Théâtre

La vie d’un « Heckefransous » très luxo

d'Lëtzebuerger Land du 18.10.2013

Claude Frisoni, figure emblématique et parfois controversée de la scène culturelle et théâtrale du Luxembourg, part à la retraite après 35 ans passés de ce côté de la frontière. Pour marquer le coup, il monte sur scène pour un one man show haut en couleurs et foisonnant d’anecdotes croustillantes et personnelles. Il plie bagages, non sans régler ses comptes avec ceux qui l’ont critiqué et surtout pas sans dire son amour pour son pays d’adoption et les expériences et rencontres qui l’ont mené là où il est aujourd’hui.

Frisoni commence son show par le tout début de sa carrière et se remémore ses premières expériences de jeune frontalier ambitieux en route pour la carrière d’écrivain, de directeur de théâtre et de centre culturel, mais surtout d’artiste, qu’on lui connaît. Entre des cartons vides et des bibelots accumulés, il raconte son histoire étape par étape. Avec une bonne dose d’humour et de mordant, Frisoni s’attaque aux clichés qui collent à la peau des Français, mais aussi des Luxembourgeois : l’éternelle question de l’apprentissage (ou pas) de la langue nationale, les orientations politiques des uns et des autres et les différences de culture de deux pays pourtant si proches. Son parcours atypique sera marqué d’événements sociétaux et politiques, d’absurdités et de polémiques – le fameux incident des écrits « blasphématoires », son escapade houleuse en politique ou encore son détour peu gratifiant dans le milieu publicitaire –, qu’il raconte avec une remarquable maîtrise de la langue, des jeux de mots aussi subtils que drôles et un sarcasme tranchant. Entre faits divers et actualité, de l’affaire du Bommeleeër au scandale du Srel, d’aventure en aventure, on voyage dans le temps et à travers la vie bien remplie de Claude Frisoni. Un peu cynique, très sarcastique et énormément drôle, Frisoni se dévoile. Tombé sous le charme du Luxembourg, il avait pourtant débuté en promouvant la culture française, avant de devenir un personnage incontournable de la création artistique et du milieu culturel luxembourgeois. Il dévoile avec beaucoup de sincérité les galères et les coups de chance dans sa carrière et il n’hésite pas à souligner et à pointer du doigt les difficultés (toujours pas résolues) liées au statut d’artiste et toute l’ambiguïté d’être frontalier et puis étranger intégré, mais pas nationalisé, dans un pays aussi multiculturel que le Luxembourg.

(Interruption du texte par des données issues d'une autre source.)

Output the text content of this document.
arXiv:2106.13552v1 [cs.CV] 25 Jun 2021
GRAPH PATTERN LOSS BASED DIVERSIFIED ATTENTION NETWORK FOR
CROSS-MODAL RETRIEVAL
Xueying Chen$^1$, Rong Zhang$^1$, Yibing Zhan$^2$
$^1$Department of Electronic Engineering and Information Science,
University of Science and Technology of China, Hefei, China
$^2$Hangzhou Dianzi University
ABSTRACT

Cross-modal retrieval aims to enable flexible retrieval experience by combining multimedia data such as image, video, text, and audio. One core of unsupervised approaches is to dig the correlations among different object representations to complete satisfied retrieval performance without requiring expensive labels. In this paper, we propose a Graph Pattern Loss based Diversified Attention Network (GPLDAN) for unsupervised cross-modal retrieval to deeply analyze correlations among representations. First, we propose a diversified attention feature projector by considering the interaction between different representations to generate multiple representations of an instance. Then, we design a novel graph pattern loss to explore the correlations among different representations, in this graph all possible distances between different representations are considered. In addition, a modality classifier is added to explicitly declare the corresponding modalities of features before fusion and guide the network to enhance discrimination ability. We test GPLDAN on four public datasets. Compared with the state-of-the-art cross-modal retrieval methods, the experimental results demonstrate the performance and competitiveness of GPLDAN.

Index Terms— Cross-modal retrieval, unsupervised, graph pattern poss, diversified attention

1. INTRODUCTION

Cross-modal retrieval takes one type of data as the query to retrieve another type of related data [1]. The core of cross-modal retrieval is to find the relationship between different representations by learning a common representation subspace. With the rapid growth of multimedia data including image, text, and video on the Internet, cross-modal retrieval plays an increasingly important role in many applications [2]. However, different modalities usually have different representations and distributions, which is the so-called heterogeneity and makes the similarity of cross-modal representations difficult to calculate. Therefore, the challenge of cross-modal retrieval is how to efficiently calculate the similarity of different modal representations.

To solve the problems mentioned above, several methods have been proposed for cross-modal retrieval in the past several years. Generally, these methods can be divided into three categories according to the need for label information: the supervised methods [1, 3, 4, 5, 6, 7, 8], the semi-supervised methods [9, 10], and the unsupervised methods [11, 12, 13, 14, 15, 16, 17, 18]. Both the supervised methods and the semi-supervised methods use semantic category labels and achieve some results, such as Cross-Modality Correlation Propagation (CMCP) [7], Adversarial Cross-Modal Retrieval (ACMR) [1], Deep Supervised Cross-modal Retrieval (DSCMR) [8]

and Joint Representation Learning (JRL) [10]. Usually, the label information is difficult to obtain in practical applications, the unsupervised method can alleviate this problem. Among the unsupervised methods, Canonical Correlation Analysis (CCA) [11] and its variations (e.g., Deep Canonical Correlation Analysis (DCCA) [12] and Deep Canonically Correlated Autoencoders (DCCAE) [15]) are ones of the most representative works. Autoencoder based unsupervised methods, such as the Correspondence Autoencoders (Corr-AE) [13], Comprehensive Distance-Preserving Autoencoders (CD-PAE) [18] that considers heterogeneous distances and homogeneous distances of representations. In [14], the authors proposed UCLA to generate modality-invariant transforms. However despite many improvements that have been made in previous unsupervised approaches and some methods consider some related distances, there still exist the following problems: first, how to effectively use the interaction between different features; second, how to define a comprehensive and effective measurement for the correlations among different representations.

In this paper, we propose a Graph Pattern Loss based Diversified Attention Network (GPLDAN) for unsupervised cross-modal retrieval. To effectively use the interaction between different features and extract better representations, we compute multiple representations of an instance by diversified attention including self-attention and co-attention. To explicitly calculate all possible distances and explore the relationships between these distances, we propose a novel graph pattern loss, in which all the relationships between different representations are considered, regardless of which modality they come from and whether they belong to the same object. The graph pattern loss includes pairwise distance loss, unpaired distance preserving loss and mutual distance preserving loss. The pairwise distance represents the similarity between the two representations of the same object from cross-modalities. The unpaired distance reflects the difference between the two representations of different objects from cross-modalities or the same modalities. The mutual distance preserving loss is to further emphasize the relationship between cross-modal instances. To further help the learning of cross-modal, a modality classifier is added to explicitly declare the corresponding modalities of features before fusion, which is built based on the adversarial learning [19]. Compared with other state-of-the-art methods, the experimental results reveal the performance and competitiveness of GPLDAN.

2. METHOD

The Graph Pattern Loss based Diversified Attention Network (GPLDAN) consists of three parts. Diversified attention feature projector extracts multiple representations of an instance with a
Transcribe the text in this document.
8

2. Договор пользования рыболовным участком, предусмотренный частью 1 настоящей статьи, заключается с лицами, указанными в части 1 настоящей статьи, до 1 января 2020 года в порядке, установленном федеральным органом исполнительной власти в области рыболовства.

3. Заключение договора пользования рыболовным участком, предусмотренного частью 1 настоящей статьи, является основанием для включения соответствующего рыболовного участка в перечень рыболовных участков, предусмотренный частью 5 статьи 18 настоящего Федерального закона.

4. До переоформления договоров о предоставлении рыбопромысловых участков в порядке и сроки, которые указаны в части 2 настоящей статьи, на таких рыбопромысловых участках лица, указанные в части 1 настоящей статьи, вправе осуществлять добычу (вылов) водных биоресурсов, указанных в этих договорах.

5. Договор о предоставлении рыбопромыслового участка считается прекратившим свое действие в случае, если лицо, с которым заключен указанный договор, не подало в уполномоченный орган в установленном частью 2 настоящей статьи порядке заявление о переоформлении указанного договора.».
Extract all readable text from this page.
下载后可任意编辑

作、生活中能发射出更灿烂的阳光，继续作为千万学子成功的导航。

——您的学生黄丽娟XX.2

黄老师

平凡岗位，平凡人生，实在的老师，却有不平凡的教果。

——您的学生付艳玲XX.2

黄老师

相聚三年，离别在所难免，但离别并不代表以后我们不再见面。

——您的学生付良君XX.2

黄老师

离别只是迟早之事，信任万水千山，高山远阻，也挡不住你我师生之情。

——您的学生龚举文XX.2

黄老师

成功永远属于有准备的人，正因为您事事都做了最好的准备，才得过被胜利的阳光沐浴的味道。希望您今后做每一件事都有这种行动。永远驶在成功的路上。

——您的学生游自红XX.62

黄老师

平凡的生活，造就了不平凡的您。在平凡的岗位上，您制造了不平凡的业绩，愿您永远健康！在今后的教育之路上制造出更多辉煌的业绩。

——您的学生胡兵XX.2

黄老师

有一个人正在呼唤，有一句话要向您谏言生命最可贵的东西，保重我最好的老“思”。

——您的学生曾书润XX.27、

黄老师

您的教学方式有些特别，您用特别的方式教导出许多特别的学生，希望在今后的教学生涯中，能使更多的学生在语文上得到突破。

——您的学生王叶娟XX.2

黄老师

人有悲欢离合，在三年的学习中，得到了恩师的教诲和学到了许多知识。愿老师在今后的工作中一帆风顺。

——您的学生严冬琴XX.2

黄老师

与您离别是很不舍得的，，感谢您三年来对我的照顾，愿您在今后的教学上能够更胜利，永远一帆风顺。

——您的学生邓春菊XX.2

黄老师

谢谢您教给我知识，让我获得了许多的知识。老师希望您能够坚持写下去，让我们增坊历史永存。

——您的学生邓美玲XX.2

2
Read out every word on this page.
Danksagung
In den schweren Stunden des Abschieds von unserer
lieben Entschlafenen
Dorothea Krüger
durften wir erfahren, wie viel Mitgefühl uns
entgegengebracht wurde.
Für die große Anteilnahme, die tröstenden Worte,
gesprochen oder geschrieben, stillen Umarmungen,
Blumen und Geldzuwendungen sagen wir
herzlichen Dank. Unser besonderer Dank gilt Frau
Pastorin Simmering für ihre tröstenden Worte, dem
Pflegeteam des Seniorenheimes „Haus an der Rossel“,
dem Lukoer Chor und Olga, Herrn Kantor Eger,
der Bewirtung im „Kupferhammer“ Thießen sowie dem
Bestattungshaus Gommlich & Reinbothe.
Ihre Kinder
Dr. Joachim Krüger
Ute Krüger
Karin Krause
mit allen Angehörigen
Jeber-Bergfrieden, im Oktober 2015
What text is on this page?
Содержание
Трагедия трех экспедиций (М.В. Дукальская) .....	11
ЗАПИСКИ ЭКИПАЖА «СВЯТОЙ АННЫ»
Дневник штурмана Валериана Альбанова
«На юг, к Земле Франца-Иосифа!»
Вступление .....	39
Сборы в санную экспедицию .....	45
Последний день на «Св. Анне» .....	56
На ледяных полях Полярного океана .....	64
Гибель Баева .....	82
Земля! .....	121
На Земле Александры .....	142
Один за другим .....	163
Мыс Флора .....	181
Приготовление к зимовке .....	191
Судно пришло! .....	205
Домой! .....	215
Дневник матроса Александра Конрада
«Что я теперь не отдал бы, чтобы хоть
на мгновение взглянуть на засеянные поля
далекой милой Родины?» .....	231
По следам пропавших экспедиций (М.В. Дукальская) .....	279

Ponctué de chansons, de drôleries et de piques envoyées à ses détracteurs, Frisoni assure un show hilarant, teinté d’émotion et de souvenirs, de rencontres aussi improbables que mémorables. Osé ? Sûrement, mais le spectacle est surtout audacieux. Frisoni s’empare de la scène, impose sa personnalité et son énergie. Avec une présence et un charisme magnétiques, il fait un pied de nez magistral à ceux qui l’ont toujours vu comme le « Heckefransous » qui s’est incrusté dans le paysage culturel, mais il rend aussi hommage à ceux qui l’ont soutenu et à ce pays qu’il a appris à aimer et qui lui a permis de réaliser, de penser et de créer tant de choses.

Qu’on soit de gauche ou de droite, Luxembourgeois ou étranger, qu’on partage les mêmes avis bien tranchés ou non, on ne peut pas nier le formidable talent d’écriture et la drôlerie de Frisoni. Pour reprendre ses mots « dans un avenir proche, d’autant plus qu’il sera moins lointain » on ne manquera sûrement pas de le revoir.

Putain, 35 ans !, le one man show de et avec Claude Frisoni, dans une mise en scène de Fabienne Zimmer, se jouera encore ce soir, 18 octobre, ainsi que les 24, 25, et 26 octobre et les 8, 9, 14, 15 et 16 novembre à 20h30 au Tol – Théâtre ouvert Luxembourg, 143, route de Thionville à Luxembourg ; réservations par téléphone : 49 31 66 ; plus d’informations : www.tol.lu.